6. In conclusione, alla luce delle argomentazioni svolte, il ricorso va dichiarato inammissibile, cosi’ come vanno dichiarate irrilevanti e/o manifestamente infondate le questioni di legittimita’ costituzionale: quella relativa all’articolo 2 c.p., comma 4, perche’ norma non pertinente al caso di specie, in cui rileva, invece, articolo 2, comma 2; quella relativa all’articolo 673 c.p.p., perche’ norma non estensibile ai casi di modificazione in senso ampliativo della sfera di applicazione di una scriminante, come si evince dal costante orientamento della giurisprudenza costituzionale e di legittimita’, palesato anche attraverso le numerose decisioni richiamate nel presente provvedimento.

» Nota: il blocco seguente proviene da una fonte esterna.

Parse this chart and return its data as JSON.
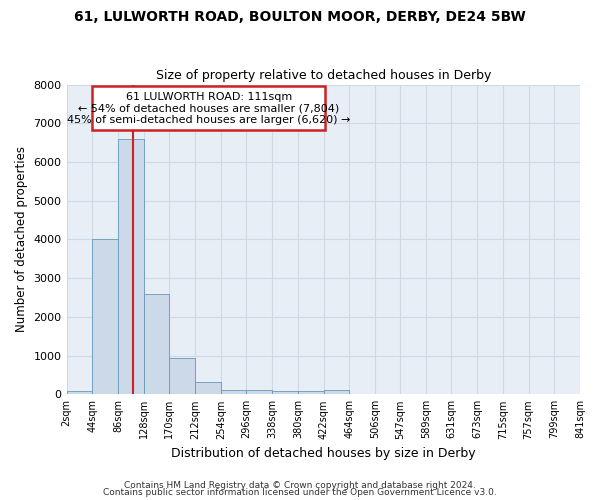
{
  "title": "61, LULWORTH ROAD, BOULTON MOOR, DERBY, DE24 5BW",
  "subtitle": "Size of property relative to detached houses in Derby",
  "xlabel": "Distribution of detached houses by size in Derby",
  "ylabel": "Number of detached properties",
  "bin_edges": [
    2,
    44,
    86,
    128,
    170,
    212,
    254,
    296,
    338,
    380,
    422,
    464,
    506,
    547,
    589,
    631,
    673,
    715,
    757,
    799,
    841
  ],
  "bin_heights": [
    80,
    4000,
    6600,
    2600,
    950,
    310,
    120,
    110,
    90,
    80,
    100,
    0,
    0,
    0,
    0,
    0,
    0,
    0,
    0,
    0
  ],
  "bar_color": "#ccd9e8",
  "bar_edge_color": "#6699bb",
  "property_size": 111,
  "vline_color": "#cc2222",
  "annotation_text": "61 LULWORTH ROAD: 111sqm\n← 54% of detached houses are smaller (7,804)\n45% of semi-detached houses are larger (6,620) →",
  "annotation_box_color": "#cc2222",
  "ylim": [
    0,
    8000
  ],
  "yticks": [
    0,
    1000,
    2000,
    3000,
    4000,
    5000,
    6000,
    7000,
    8000
  ],
  "xtick_labels": [
    "2sqm",
    "44sqm",
    "86sqm",
    "128sqm",
    "170sqm",
    "212sqm",
    "254sqm",
    "296sqm",
    "338sqm",
    "380sqm",
    "422sqm",
    "464sqm",
    "506sqm",
    "547sqm",
    "589sqm",
    "631sqm",
    "673sqm",
    "715sqm",
    "757sqm",
    "799sqm",
    "841sqm"
  ],
  "background_color": "#e8eef6",
  "grid_color": "#d0d8e4",
  "footer_line1": "Contains HM Land Registry data © Crown copyright and database right 2024.",
  "footer_line2": "Contains public sector information licensed under the Open Government Licence v3.0."
}
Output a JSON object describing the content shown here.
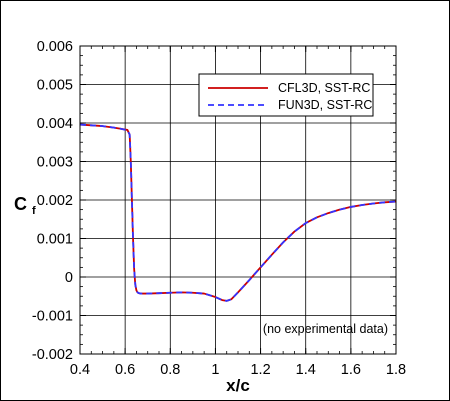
{
  "chart_data": {
    "type": "line",
    "xlabel": "x/c",
    "ylabel_main": "C",
    "ylabel_sub": "f",
    "xlim": [
      0.4,
      1.8
    ],
    "ylim": [
      -0.002,
      0.006
    ],
    "x_ticks": [
      0.4,
      0.6,
      0.8,
      1,
      1.2,
      1.4,
      1.6,
      1.8
    ],
    "x_tick_labels": [
      "0.4",
      "0.6",
      "0.8",
      "1",
      "1.2",
      "1.4",
      "1.6",
      "1.8"
    ],
    "y_ticks": [
      -0.002,
      -0.001,
      0,
      0.001,
      0.002,
      0.003,
      0.004,
      0.005,
      0.006
    ],
    "y_tick_labels": [
      "-0.002",
      "-0.001",
      "0",
      "0.001",
      "0.002",
      "0.003",
      "0.004",
      "0.005",
      "0.006"
    ],
    "grid": true,
    "legend_position": "top-right",
    "annotation": "(no experimental data)",
    "series": [
      {
        "name": "CFL3D, SST-RC",
        "color": "#cc0000",
        "style": "solid",
        "x": [
          0.4,
          0.45,
          0.5,
          0.55,
          0.58,
          0.61,
          0.62,
          0.625,
          0.63,
          0.635,
          0.64,
          0.645,
          0.65,
          0.655,
          0.66,
          0.67,
          0.7,
          0.75,
          0.8,
          0.85,
          0.9,
          0.95,
          1.0,
          1.03,
          1.05,
          1.07,
          1.1,
          1.15,
          1.2,
          1.25,
          1.3,
          1.35,
          1.4,
          1.45,
          1.5,
          1.55,
          1.6,
          1.65,
          1.7,
          1.75,
          1.8
        ],
        "y": [
          0.00396,
          0.00394,
          0.00392,
          0.00388,
          0.00385,
          0.00382,
          0.0037,
          0.003,
          0.002,
          0.001,
          0.0002,
          -0.0002,
          -0.00035,
          -0.0004,
          -0.00042,
          -0.00043,
          -0.00043,
          -0.00042,
          -0.00041,
          -0.0004,
          -0.00041,
          -0.00043,
          -0.00052,
          -0.0006,
          -0.00062,
          -0.00058,
          -0.0004,
          -8e-05,
          0.00025,
          0.00058,
          0.0009,
          0.00118,
          0.0014,
          0.00155,
          0.00166,
          0.00175,
          0.00182,
          0.00187,
          0.00191,
          0.00194,
          0.00196
        ]
      },
      {
        "name": "FUN3D, SST-RC",
        "color": "#3333ff",
        "style": "dashed",
        "x": [
          0.4,
          0.45,
          0.5,
          0.55,
          0.58,
          0.61,
          0.62,
          0.625,
          0.63,
          0.635,
          0.64,
          0.645,
          0.65,
          0.655,
          0.66,
          0.67,
          0.7,
          0.75,
          0.8,
          0.85,
          0.9,
          0.95,
          1.0,
          1.03,
          1.05,
          1.07,
          1.1,
          1.15,
          1.2,
          1.25,
          1.3,
          1.35,
          1.4,
          1.45,
          1.5,
          1.55,
          1.6,
          1.65,
          1.7,
          1.75,
          1.8
        ],
        "y": [
          0.00396,
          0.00394,
          0.00392,
          0.00388,
          0.00385,
          0.00381,
          0.0037,
          0.003,
          0.002,
          0.001,
          0.0002,
          -0.0002,
          -0.00035,
          -0.0004,
          -0.00042,
          -0.00043,
          -0.00043,
          -0.00042,
          -0.00041,
          -0.0004,
          -0.00041,
          -0.00043,
          -0.00052,
          -0.0006,
          -0.00062,
          -0.00058,
          -0.0004,
          -8e-05,
          0.00025,
          0.00058,
          0.0009,
          0.00118,
          0.0014,
          0.00155,
          0.00166,
          0.00175,
          0.00182,
          0.00187,
          0.00191,
          0.00194,
          0.00196
        ]
      }
    ]
  }
}
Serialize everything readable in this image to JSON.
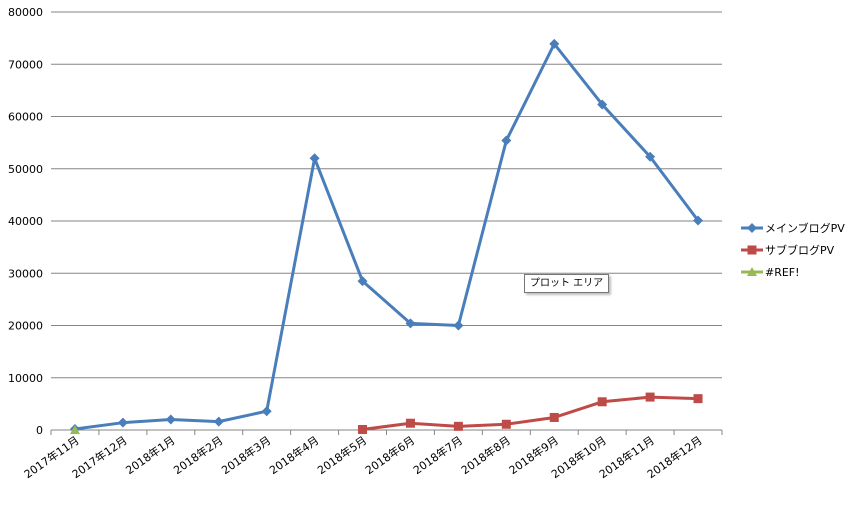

7. Dalla inammissibilita’ del ricorso consegue la condanna del ricorrente al pagamento delle spese processuali, con esonero dal versamento di una somma in favore della Cassa delle ammende per la peculiarita’ e complessita’ della questione trattata.
P.Q.M.
Dichiara inammissibile il ricorso e condanna il ricorrente al pagamento delle spese processuali.
In caso di diffusione omettere le generalità e gli altri dati identificativi dei soggetti interessati nei termini indicati.